The removal of the two sound awards cuts the number of competitive Tony categories to 24.
On a less controversial note, the committee also ruled that playwrights, librettists and composers of works not previously presented on Broadway but deemed eligible in the revival categories -- which includes Hedwig and the Angry Inch, Violet and The Cripple of Inishmaan from this season's crop -- will be recognized along with producers in the awards for best revival of a play and musical. That applies only to shows from the popular repertoire, not to classics.
Had that ruling been in place before Sunday, it would have allowed Hedwig writer John Cameron Mitchell and composer-lyricist Stephen Trask to receive Tonys for the musical revival winner, along with the producing team led by David Binder.
The committee also voted to relax the restrictions regarding swag that can be sent to the 50 Tony nominators and 800 voters. Rules in place since the 2005-06 season have limited mail-outs to scripts, souvenir booklets, CDs and unedited review packages. However, those rules are to be suspended for a year to allow for additional campaign material, putting the onus on producers to act responsibly.
Despite widespread dissatisfaction within the theater industry about the nominating process, which is arrived at via anonymous ballots and precludes any discussion among the committee, no evidence emerged from today's meeting to suggest that it will be changed.

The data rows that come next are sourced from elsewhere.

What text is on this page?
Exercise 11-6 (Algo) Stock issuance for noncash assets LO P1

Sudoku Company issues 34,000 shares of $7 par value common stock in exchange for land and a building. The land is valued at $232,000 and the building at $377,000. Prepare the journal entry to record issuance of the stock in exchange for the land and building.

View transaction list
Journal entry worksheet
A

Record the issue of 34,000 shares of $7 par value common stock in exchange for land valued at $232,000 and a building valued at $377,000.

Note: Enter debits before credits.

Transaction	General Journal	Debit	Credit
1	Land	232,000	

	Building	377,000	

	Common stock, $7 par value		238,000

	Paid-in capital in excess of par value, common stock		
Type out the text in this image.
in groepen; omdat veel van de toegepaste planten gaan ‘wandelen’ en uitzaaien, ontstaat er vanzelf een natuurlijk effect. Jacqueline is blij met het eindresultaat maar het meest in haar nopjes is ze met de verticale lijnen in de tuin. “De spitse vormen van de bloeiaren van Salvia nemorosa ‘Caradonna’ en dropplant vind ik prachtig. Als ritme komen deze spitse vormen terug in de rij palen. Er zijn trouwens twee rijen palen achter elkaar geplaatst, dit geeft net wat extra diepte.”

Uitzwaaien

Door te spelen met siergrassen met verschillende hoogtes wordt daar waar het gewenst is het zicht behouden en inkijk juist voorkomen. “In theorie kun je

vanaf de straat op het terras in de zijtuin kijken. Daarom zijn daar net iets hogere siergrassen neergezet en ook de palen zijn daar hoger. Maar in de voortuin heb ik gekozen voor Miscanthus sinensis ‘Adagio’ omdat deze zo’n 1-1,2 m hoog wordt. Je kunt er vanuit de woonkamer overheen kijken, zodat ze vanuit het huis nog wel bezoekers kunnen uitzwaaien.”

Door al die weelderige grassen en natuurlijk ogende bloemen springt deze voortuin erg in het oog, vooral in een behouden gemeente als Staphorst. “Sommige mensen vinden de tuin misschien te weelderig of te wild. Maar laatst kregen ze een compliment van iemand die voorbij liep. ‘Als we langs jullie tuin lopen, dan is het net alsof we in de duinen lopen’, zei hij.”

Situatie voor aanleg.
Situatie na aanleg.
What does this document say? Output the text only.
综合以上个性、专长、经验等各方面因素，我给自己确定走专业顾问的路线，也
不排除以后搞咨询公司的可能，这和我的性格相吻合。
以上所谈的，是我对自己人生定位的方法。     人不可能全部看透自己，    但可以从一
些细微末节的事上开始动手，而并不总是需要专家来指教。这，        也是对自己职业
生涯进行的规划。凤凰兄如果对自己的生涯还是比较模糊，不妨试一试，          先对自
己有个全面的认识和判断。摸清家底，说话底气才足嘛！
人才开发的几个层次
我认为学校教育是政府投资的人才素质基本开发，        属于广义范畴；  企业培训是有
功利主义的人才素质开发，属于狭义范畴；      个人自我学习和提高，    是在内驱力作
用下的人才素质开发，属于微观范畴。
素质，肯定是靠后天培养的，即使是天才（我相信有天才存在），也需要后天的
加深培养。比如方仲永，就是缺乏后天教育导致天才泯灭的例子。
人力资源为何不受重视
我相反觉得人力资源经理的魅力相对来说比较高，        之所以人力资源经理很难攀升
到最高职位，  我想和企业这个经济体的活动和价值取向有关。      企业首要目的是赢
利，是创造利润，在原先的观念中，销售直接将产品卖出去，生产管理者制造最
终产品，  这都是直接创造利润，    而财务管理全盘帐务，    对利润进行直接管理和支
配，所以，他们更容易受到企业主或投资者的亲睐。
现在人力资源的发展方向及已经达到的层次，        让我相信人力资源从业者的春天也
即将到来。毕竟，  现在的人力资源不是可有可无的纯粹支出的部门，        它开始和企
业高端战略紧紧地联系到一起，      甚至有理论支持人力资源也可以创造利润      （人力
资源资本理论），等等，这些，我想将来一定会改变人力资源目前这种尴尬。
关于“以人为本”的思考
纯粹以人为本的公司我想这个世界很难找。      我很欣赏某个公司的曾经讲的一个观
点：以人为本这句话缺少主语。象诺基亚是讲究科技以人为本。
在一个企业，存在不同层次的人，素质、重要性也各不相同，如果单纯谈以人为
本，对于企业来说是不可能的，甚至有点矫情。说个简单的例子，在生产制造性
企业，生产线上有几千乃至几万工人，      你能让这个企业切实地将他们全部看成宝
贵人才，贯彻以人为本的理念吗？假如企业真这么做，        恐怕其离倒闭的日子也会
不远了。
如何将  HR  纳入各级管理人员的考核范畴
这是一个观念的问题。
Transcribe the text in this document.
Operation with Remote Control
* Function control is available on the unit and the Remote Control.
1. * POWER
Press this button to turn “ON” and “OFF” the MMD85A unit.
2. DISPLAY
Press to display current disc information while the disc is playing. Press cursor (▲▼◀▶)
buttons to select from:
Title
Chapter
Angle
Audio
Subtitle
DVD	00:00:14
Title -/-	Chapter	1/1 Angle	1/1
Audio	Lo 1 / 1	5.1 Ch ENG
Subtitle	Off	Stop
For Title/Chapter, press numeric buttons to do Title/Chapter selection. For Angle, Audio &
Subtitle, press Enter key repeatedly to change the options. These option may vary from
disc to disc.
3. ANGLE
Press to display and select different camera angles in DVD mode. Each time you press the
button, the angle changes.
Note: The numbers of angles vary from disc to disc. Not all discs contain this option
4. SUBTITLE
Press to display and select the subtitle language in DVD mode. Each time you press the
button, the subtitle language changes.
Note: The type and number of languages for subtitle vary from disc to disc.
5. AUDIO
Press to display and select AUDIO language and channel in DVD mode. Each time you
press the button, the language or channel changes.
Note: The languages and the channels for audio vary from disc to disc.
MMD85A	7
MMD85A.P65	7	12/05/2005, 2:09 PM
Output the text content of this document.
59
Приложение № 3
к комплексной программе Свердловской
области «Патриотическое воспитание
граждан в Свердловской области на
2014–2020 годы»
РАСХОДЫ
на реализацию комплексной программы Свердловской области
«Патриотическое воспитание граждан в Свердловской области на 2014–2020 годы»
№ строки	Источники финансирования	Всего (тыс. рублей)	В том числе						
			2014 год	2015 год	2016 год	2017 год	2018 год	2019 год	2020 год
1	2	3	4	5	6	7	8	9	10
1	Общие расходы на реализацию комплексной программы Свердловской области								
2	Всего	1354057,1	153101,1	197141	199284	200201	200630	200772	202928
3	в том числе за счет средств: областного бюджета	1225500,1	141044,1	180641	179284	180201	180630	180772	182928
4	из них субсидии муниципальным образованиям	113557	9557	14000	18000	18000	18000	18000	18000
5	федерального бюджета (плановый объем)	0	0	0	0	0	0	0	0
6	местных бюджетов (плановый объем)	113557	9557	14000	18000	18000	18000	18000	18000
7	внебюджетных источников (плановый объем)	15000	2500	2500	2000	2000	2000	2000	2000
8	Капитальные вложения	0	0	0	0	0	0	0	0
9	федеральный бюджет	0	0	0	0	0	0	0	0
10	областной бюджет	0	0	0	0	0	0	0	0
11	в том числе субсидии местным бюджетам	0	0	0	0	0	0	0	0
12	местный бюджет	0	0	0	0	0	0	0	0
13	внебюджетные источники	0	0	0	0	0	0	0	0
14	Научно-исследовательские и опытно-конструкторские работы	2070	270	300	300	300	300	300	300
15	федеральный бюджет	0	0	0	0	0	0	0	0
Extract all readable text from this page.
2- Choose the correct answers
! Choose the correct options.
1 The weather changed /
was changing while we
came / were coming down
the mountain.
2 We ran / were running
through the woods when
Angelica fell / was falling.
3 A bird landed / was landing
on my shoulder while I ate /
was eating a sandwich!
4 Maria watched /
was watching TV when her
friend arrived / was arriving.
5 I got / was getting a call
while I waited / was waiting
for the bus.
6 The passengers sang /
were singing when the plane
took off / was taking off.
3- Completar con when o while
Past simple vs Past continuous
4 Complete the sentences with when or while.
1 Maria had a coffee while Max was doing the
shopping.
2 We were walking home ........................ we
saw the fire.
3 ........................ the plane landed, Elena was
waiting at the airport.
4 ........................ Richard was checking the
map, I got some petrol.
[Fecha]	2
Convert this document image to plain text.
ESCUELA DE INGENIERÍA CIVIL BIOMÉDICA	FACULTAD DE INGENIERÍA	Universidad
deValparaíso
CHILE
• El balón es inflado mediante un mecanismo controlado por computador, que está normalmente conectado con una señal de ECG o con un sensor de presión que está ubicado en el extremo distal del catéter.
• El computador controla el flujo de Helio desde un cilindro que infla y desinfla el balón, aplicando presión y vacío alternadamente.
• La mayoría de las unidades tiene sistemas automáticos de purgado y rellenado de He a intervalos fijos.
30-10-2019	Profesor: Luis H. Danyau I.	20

Theater insiders were particularly indignant this year that while the Tony rules allowed for up to five nominations in the best musical race, only four shows made the shortlist. That left a number of deserving contenders out in the cold, notably The Bridges of Madison County, which picked up two Tonys for best original score and orchestrations but was not in the running for the top prize.
In other Tony administration news, the 50-member nominating committee for the 2014-15 season has been announced. While the majority are holdovers from the season that just concluded, new recruits include two key arts and entertainment industry executives from former New York mayor Michael Bloomberg's administration, Kate Levin and Katherine Oliver.
The Tony Awards honor the best of the Broadway season and are jointly presented by the Broadway League and the American Theatre Wing.